If we also assume the crossover frequency is a standard 80hz THX crossover, we can count 112 "control points" between 80hz and 20khz and we have the following possibilities.

1. The graph is MultEQ which gives the following satellite channel resolutions for the product line:

2EQ (1x) |

56 "control points" |

MultEQ (2x) |

112 "control points" |

MultEQ XT AVR (16x) |

896 "control points" |

MultEQ XT EQ (32x) |

1792 "control points" |

2. The graph is MultEQ XT AVR which gives the following satellite channel resolutions for the product line:

2EQ (1x) |

7 "control points" |

MultEQ (2x) |

14 "control points" |

MultEQ XT AVR (16x) |

112 "control points" |

MultEQ XT EQ (32x) |

224 "control points" |

3. The graph is MultEQ XT Equalizer which gives the following satellite channel resolutions for the product line:

2EQ (1x) |

3.5 "control points" |

MultEQ (2x) |

7 "control points" |

MultEQ XT AVR (16x) |

56 "control points" |

MultEQ XT EQ (32x) |

112 "control points" |

Option number one is out because Audyssey advertises "hundreds of control points." If was thousands, they would let you know (MultEQ XT amps would probably say 896 band equalizer on the front).
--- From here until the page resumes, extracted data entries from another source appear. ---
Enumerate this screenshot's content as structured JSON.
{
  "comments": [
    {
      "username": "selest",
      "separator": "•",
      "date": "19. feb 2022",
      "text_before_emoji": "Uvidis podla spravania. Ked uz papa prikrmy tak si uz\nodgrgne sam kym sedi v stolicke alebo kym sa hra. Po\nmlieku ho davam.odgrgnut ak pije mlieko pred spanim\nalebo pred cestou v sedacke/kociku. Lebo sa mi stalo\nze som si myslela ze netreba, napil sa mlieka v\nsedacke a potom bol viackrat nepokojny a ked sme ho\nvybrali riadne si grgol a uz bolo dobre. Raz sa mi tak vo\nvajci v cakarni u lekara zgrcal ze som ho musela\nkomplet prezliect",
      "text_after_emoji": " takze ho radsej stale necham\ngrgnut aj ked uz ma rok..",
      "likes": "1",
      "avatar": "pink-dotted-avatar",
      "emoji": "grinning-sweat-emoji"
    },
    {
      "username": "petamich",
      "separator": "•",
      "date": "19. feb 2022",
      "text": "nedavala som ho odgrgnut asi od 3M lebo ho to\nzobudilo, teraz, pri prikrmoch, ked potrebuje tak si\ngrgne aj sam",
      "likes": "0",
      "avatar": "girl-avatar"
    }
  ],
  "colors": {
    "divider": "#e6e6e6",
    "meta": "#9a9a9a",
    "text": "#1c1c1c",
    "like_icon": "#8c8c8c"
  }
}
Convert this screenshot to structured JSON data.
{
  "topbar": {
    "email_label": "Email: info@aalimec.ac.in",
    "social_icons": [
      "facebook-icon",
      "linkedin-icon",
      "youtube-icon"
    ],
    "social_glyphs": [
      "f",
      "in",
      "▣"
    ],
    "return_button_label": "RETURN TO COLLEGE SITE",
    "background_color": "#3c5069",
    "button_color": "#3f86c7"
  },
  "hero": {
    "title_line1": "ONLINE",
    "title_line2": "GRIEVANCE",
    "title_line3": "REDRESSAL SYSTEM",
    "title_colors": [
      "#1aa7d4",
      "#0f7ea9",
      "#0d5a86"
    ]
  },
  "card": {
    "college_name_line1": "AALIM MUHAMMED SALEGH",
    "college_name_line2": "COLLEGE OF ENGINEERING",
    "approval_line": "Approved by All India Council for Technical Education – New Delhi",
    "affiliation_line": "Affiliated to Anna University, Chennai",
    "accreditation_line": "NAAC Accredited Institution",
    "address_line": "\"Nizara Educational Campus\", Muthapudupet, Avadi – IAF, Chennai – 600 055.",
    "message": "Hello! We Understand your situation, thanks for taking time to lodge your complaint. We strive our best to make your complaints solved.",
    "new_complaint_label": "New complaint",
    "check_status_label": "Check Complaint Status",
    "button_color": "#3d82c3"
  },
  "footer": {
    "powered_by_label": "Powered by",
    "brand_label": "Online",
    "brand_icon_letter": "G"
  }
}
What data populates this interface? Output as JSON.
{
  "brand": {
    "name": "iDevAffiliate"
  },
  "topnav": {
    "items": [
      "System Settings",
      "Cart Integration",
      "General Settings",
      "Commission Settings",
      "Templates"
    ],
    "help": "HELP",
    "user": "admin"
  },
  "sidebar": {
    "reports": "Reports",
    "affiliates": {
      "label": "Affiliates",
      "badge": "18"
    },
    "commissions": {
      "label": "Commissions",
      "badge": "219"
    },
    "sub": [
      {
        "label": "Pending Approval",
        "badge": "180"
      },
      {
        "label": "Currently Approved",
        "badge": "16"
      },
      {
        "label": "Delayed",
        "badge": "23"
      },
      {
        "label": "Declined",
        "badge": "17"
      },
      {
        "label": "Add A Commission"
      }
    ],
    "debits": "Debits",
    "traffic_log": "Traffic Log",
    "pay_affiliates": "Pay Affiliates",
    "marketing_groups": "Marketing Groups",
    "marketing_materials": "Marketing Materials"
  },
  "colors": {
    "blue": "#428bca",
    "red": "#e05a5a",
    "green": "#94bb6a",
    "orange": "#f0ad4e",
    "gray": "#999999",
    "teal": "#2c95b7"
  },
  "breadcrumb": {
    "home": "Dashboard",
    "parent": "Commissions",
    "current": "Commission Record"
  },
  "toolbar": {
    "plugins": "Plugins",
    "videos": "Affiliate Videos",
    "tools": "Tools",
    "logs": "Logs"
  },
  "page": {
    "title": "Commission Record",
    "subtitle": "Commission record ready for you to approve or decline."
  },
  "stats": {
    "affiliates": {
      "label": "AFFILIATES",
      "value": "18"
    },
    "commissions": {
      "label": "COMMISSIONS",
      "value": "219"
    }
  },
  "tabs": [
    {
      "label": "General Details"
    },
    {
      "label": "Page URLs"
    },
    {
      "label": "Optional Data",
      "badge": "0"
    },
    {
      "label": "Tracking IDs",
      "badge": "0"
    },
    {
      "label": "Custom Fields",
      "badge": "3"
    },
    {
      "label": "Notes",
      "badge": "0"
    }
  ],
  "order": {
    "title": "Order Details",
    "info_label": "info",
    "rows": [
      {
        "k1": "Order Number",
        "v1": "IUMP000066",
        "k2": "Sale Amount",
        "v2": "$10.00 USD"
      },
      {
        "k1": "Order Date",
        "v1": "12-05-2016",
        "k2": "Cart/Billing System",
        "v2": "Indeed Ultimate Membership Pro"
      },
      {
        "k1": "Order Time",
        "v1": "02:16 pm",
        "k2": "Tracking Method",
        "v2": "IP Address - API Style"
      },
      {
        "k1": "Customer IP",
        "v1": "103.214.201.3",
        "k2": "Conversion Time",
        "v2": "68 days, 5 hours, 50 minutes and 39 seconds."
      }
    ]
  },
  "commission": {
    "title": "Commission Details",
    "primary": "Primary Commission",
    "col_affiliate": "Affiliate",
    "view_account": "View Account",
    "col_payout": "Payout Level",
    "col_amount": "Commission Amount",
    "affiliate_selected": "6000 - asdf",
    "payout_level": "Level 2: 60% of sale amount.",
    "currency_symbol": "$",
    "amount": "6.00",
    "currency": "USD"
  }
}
Option number two also seems unlikely since a 3.5 band EQ is worthless, and 112 hardly qualifies as "hundreds."

So the most likely case is that 2EQ has ~7 control points, MultEQ has 14 control points, MultEQ XT AVR has 112 and MultEQ XT EQ has 224. This makes sense. These numbers are adequate, but don't sound fantastic and therefore are not advertised (eg, 2EQ sounds sexier than "7 point equalizer," which connotes low budget car stereo). Remember, this is just a guess based on a graph that may not be accurate.